The 2022 Semiramis Award for Excellence in Casting will be presented at the prestigious Torino Film Festival in Italy on 26th November. Running up to the event, we will be posting interviews with all of this year’s nominees. Please meet ICDN member Catrin Wideryd, nominated for the Swedish film COMEDY QUEEN (directed by Sanna Lenken), in conversation with ICDN Advisory Board member Florentina Bratfanof.


How did you start work for this project? How long did you work on the casting?
The producer (Rebecka Lafrenz) at FLX called me one day, in the late fall of 2020, and said she was working on this project with a book by award winning author Jenny Jägerfeld (writer and psychologist), which was being adapted into a film script. Since I hadn’t read the book she told me briefly about the story. Sanna Lenken was a director whom I had been working with on several projects before and she is one of my absolute favourite directors so it was very easy for me to say “I absolutely want to do this!”
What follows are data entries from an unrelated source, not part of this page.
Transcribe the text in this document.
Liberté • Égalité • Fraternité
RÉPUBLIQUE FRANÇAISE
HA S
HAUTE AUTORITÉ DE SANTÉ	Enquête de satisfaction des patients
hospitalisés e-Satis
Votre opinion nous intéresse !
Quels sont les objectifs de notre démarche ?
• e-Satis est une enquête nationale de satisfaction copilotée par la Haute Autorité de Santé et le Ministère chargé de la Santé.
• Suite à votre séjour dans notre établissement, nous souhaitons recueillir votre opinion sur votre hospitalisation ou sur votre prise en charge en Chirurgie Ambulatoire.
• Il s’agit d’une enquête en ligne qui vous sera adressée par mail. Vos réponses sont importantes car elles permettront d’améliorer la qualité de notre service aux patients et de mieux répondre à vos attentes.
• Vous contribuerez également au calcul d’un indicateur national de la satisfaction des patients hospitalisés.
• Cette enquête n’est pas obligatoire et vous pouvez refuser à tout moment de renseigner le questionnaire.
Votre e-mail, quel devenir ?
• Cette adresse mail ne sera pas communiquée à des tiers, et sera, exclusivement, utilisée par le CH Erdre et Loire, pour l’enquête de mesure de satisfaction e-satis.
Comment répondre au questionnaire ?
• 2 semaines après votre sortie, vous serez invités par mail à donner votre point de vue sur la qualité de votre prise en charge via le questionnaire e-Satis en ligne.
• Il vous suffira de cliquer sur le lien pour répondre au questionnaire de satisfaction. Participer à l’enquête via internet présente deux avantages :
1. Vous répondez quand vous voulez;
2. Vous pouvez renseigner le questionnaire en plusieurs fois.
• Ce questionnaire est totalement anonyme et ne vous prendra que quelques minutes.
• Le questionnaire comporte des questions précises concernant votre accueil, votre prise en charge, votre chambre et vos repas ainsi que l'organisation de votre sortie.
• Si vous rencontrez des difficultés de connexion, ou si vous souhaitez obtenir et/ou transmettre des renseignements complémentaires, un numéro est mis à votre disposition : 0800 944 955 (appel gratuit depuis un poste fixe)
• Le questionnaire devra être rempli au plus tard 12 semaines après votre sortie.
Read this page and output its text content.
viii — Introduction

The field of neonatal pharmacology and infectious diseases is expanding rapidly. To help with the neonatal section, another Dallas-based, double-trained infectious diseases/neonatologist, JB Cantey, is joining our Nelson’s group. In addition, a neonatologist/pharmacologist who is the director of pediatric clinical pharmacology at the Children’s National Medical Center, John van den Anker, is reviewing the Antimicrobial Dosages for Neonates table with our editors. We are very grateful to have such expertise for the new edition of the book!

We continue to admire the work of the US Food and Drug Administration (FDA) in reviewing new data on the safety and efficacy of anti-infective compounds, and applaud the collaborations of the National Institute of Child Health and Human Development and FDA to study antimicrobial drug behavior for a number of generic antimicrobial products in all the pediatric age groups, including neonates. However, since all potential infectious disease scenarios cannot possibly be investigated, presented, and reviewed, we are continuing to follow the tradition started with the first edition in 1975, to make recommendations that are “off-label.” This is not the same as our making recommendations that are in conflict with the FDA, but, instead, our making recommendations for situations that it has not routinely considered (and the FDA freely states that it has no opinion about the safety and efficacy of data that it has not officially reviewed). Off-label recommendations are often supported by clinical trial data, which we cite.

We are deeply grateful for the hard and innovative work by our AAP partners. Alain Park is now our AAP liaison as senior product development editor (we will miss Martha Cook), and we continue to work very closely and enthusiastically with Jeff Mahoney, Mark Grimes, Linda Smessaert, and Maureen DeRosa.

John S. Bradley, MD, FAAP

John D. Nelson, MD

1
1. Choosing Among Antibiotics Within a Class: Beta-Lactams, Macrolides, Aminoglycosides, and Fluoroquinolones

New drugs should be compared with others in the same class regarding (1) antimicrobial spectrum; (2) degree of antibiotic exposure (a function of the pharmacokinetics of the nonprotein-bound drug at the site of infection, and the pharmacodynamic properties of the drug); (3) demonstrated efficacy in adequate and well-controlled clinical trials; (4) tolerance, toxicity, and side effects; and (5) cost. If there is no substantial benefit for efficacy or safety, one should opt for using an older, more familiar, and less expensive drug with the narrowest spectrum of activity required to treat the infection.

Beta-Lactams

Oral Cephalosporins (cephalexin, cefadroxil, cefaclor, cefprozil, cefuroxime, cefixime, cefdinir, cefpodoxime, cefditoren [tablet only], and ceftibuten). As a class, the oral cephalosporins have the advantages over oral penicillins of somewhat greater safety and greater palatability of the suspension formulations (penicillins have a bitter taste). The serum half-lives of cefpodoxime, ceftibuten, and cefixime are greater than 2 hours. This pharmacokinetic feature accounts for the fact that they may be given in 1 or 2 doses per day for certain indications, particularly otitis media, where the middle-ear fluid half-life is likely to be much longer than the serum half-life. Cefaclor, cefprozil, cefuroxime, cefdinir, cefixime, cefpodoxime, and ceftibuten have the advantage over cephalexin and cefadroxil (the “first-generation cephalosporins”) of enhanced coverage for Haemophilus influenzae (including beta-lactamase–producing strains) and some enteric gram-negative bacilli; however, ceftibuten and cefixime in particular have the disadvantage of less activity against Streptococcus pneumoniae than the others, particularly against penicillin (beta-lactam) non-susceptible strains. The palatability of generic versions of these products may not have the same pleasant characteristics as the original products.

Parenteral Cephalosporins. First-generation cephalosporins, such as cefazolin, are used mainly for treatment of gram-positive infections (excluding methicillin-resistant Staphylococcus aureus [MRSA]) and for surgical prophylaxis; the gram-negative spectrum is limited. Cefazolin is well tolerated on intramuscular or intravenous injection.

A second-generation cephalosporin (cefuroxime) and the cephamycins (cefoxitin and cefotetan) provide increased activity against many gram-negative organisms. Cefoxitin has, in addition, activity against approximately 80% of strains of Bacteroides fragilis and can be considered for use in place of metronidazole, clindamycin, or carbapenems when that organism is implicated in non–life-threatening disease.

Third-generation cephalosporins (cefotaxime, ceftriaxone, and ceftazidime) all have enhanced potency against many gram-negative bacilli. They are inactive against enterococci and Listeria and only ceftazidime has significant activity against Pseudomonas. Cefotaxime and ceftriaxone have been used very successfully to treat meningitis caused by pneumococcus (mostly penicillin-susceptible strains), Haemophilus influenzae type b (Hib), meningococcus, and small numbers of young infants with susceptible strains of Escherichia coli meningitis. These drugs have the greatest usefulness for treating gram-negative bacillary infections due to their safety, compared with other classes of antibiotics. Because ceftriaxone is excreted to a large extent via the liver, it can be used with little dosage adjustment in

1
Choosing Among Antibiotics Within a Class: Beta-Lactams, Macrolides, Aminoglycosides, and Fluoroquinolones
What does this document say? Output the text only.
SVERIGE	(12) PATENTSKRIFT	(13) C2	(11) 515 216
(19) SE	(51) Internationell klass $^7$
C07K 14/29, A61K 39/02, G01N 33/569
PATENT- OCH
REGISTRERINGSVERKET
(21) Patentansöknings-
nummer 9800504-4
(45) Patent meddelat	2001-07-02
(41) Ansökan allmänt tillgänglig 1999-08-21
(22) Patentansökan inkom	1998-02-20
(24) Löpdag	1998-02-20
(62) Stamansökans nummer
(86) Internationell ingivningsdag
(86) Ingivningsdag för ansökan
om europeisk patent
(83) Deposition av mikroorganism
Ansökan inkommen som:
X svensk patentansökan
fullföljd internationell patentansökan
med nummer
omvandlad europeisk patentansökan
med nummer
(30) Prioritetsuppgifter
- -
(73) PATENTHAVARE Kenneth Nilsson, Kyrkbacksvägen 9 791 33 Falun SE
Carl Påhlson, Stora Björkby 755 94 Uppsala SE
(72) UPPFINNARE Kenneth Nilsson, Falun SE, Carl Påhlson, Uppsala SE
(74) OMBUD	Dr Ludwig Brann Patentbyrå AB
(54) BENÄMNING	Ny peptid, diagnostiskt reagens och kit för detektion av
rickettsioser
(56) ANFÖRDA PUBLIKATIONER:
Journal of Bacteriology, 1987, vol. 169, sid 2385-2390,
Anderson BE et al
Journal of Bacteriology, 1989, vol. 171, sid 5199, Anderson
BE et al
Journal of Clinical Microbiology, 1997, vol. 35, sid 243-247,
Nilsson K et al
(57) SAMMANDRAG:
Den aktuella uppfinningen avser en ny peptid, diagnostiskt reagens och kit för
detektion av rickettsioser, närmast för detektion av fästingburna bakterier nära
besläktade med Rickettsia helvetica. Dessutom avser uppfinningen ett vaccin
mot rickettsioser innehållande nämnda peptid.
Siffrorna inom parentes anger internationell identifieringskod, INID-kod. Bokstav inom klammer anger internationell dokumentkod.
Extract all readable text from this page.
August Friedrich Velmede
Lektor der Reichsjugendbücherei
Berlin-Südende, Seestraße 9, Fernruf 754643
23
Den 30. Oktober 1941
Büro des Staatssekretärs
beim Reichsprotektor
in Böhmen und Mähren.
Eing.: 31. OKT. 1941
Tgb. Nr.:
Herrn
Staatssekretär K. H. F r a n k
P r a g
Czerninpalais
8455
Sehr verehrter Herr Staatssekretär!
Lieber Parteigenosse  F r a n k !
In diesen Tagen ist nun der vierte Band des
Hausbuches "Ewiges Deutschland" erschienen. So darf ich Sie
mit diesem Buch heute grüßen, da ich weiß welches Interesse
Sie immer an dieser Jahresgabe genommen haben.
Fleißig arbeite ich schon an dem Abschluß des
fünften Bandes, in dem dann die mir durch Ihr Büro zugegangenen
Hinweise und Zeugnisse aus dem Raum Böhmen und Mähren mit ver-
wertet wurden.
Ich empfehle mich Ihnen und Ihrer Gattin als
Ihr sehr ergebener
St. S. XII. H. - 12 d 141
I began the casting early in 2021 and I had about three months within a period of five months before the shooting started in May the same year. Since I casted both the adults and the teenagers for this film I would say that it is quite an average time (and budget) for the casting process for a film like this in Sweden.
As the casting process is an extremely collaborative affair, please name three people that supported this casting process and why.
The best projects I have worked on are the ones where the director, the producer/s and I are fully synchronised and when the trust for one another’s work is for real. Sometimes we disagree on things of course, but when the choices of the cast are being made we are all on the same page on why we make those specific choices. True teamwork that is, to me. And on this film I already knew that the director Sanna Lenken and I have that sync. And with two amazing and competent producers like Rebecka Lafrenz and Anna Anthony, it always felt very safe. I knew they both had a deep trust in Sanna’s and my creative process.
One of the qualities of the movie is the ensemble cast. In Comedy Queen, the mix between actors and children’s casting is amazing, the feeling of them, as a family, with all the highs and lows. How long did it take for this mix to come together? Can you tell us about a specific scene used in the casting process to try them out?
Finding the girl who would play Sasha, the lead, of course was essential to who were to portray the rest of her family. As we wanted to be fully open for a girl of any origin to play Sasha we had to be a bit patient with casting her dad and mum of course. I was quite convinced as soon as I auditioned Sigrid that she was our Sasha.
The first audition scene all the girls did was the one when Sasha talks to her uncle Ossie at the bar, asking him if he thinks she could become a comedian. I chose that scene because it was quite a simple situation, with much of Sasha’s witty attitude in it. And I also let them prepare their own jokes to do a bit of an improv around it.
And once we had our Sasha we tested a few Abbe (her dad) with her. Sanna had recently worked with Oscar Töringe, so we brought him, too. They did the scene where Sasha has torn the jacket of her bully and Abbe is quite upset with her and wants her to apologise. The scene ends with Sasha shouting at her dad that she’d rather kill herself than apologise to that girl.
Sigrid had done an amazing job doing that scene over and over again with several different actors, she really went all in every time. When Oscar came in to the audition room, they just had this immediate connection. It is hard to describe what it is really, other than a certain energy. We could feel from their first take that they felt like father and daughter. When they did that scene for the first time it was as heart gripping as it is in the movie. I was filming and I couldn’t see anything because my eyes were all teared up. For us there never was a doubt that Sigrid and Oscar would play Sasha and Abbe.
Can you tell us about a difficult moment in the casting process you managed to overcome? What happened?
Actually this casting process was very smooth. I already knew Sigrid and was thinking of her from the start. I even said to Rebecka during that first phone call that I might already know our Sasha. The only “problem” was that Sasha in the book was eleven turning twelve. And Sigrid was by that time already 15 years old. But she looked a bit younger. So my first question was if it would be possible to make Sasha a tiny bit older in the film… In the end we just added a year so that Sasha in the film turns 13. Apart from that it was a bit of a challenge to have a casting process in the middle of covid. I guess all of us had challenges with that. For me it meant that I could not go visit any schools or have open casting calls like I would have normally donw. But in the end it worked out well and I really think we could not have found any better teenage actors than we did!